FPI Outflows Hit $3.9B in FY26 Amid Global AI Investment Shift
FPI Outflows $3.9B in FY26, AI Markets Attract Capital

Foreign Portfolio Investment Sees $3.9 Billion Net Outflow in FY26 Amid Global Volatility

The Economic Survey 2025–26, released on Thursday, has revealed that foreign portfolio investment (FPI) flows remained highly volatile throughout the fiscal year, culminating in a net outflow of $3.9 billion as of December 2025. This significant capital flight has been attributed to heightened global uncertainty and a strategic redirection of international funds towards AI-centric markets such as the United States, Taiwan, and South Korea.

Sustained Selling Pressure in Equities Contrasts with Debt Purchases

According to the survey, FPIs were net sellers of Indian securities between April and December 2025. While purchases were somewhat concentrated in the debt market, equities faced sustained selling pressure.

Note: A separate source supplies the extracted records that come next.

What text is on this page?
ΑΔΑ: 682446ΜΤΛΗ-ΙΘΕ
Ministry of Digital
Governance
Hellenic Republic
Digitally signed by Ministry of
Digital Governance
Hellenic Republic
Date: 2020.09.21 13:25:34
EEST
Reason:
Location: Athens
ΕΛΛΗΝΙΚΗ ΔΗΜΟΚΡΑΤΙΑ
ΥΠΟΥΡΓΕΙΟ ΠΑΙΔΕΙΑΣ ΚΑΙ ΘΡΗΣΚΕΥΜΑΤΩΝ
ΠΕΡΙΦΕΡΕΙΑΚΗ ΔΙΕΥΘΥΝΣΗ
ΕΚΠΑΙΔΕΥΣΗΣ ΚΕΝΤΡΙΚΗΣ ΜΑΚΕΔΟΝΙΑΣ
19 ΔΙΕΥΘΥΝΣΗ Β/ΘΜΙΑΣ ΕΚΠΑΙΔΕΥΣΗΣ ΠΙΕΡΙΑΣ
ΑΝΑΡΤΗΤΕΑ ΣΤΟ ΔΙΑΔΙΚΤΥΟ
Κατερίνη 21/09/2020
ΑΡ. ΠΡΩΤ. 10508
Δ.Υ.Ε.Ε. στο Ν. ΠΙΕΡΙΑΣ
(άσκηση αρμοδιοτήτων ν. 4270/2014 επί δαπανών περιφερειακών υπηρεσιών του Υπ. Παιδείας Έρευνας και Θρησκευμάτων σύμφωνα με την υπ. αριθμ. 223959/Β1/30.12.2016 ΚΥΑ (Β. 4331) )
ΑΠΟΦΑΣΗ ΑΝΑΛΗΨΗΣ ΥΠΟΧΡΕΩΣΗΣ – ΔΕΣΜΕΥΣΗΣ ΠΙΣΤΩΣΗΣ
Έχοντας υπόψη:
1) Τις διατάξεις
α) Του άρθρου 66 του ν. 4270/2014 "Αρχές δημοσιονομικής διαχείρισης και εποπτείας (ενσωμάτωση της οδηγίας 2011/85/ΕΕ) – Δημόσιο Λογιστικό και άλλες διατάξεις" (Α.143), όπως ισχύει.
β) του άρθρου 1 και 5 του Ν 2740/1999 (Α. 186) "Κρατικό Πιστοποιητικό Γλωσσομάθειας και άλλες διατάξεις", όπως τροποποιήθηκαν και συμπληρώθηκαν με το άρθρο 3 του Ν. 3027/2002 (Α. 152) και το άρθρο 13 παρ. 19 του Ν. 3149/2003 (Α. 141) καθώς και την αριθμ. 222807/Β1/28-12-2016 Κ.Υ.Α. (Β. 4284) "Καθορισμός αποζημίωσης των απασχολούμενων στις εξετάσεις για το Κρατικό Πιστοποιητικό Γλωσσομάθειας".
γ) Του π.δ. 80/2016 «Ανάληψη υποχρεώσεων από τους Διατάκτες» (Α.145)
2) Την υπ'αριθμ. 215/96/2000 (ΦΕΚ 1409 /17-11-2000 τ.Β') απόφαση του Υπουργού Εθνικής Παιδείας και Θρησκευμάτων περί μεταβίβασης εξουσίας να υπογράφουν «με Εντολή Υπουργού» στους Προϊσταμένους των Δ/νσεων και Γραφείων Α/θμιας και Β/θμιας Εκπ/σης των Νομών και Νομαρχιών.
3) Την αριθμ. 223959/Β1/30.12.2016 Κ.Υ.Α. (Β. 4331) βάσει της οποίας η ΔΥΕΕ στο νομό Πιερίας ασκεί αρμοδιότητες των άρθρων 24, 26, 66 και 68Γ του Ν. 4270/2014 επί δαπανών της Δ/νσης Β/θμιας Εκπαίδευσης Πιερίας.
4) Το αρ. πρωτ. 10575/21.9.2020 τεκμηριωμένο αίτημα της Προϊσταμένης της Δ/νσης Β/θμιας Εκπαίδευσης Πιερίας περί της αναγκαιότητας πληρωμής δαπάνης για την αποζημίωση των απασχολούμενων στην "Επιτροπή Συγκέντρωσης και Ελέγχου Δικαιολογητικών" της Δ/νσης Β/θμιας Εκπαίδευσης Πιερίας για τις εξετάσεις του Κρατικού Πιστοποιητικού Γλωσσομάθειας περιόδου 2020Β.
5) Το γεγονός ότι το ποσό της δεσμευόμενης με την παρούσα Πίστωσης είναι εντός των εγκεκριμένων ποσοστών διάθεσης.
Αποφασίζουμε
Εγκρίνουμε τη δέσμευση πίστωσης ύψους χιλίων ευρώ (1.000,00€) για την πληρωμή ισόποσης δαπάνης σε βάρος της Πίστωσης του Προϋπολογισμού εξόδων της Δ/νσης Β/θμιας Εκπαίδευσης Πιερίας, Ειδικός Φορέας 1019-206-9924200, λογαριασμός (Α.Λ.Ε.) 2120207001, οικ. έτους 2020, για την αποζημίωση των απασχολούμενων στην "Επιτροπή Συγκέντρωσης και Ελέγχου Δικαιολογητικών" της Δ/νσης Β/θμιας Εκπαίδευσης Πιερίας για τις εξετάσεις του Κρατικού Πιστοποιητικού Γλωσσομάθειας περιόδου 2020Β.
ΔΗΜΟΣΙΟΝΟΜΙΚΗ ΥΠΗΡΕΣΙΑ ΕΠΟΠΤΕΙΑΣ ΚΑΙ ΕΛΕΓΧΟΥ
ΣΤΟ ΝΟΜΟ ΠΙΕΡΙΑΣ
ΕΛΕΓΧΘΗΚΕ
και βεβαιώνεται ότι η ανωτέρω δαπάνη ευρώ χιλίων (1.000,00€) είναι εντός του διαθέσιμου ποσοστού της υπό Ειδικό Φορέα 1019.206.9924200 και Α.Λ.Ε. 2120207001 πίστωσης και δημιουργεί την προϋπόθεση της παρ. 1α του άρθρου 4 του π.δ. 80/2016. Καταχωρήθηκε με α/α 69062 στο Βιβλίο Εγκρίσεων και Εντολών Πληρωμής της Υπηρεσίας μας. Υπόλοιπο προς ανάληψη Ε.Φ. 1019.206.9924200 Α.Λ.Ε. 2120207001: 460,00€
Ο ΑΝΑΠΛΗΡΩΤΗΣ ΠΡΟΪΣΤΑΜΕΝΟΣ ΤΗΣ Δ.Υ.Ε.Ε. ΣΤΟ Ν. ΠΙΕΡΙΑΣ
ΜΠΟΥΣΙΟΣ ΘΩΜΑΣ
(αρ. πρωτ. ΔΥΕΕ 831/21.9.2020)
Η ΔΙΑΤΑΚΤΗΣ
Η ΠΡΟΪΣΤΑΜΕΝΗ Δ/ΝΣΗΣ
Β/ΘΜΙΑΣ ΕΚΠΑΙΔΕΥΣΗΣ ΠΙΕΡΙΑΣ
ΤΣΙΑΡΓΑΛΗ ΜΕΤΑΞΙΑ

This equity sell-off was driven by multiple factors:

  • The relative underperformance of Indian equities compared to other major global markets.
  • Prevailing trade and policy uncertainties within the domestic landscape.
  • The depreciation of the Indian rupee against major currencies.
  • A broad-based global risk-off sentiment, exacerbated by elevated US bond yields.

These elements collectively weighed heavily on investor sentiment, leading to cautious and often negative positioning by foreign institutional investors.

Export-Oriented Sectors Bear the Brunt of Equity Outflows

The survey highlighted that export-oriented sectors, particularly Information Technology (IT) and Healthcare, were especially impacted by the shifting investment patterns. This sectoral vulnerability contributed to continued FPI equity outflows during the first three quarters of FY26 (April–December). The report described FPI flows this year as "tepid", primarily due to the elevated global uncertainty and the increased allure of AI-related financial investments in technologically advanced economies.

Balance of Payments Deficit and Reserve Drawdown

The volatility in foreign capital movements had a direct impact on India's external account. It contributed to a balance of payments deficit of $6.4 billion in the first half (H1) of FY26. This marks a stark reversal from the surplus of $23.8 billion recorded in H1 of the previous fiscal year (FY25). To finance this deficit, the country relied on a drawdown in foreign exchange reserves.

A More Favorable Outlook for Debt Inflows

Looking ahead, the Economic Survey projects a more favourable outlook for FPI inflows, particularly into the Indian debt market. This optimism is supported by two key developments:

  1. The Securities and Exchange Board of India's (Sebi) relaxation of investment norms for foreign investors.
  2. Ongoing trade discussions between India and the United States, which could improve market access and sentiment.

Rising Asset Base Amid Declining Equity Ownership

Despite the outflows, the total asset base under the custody of FPIs stood at Rs 81.4 lakh crore as of December 2025. This represents a 10.4% increase from the level on March 31, 2025. The rise is largely attributed to valuation gains in the equity portfolio and steady accumulation in debt holdings.

However, a deeper look reveals a shift in ownership patterns. Within NSE-listed equities, FPI ownership declined to 16.9% in the second quarter (Q2) of FY26. This decline reflects the broader global risk aversion and strategic sectoral reallocations by foreign funds.

Domestic Institutions Step In to Stabilize Markets

In a contrasting trend, domestic institutional investors (DIIs) played a crucial stabilizing role amid the foreign outflows. DII ownership in NSE-listed equities rose to 18.7% as of September 2025, effectively helping to cushion the market against the volatility induced by FPI selling pressure.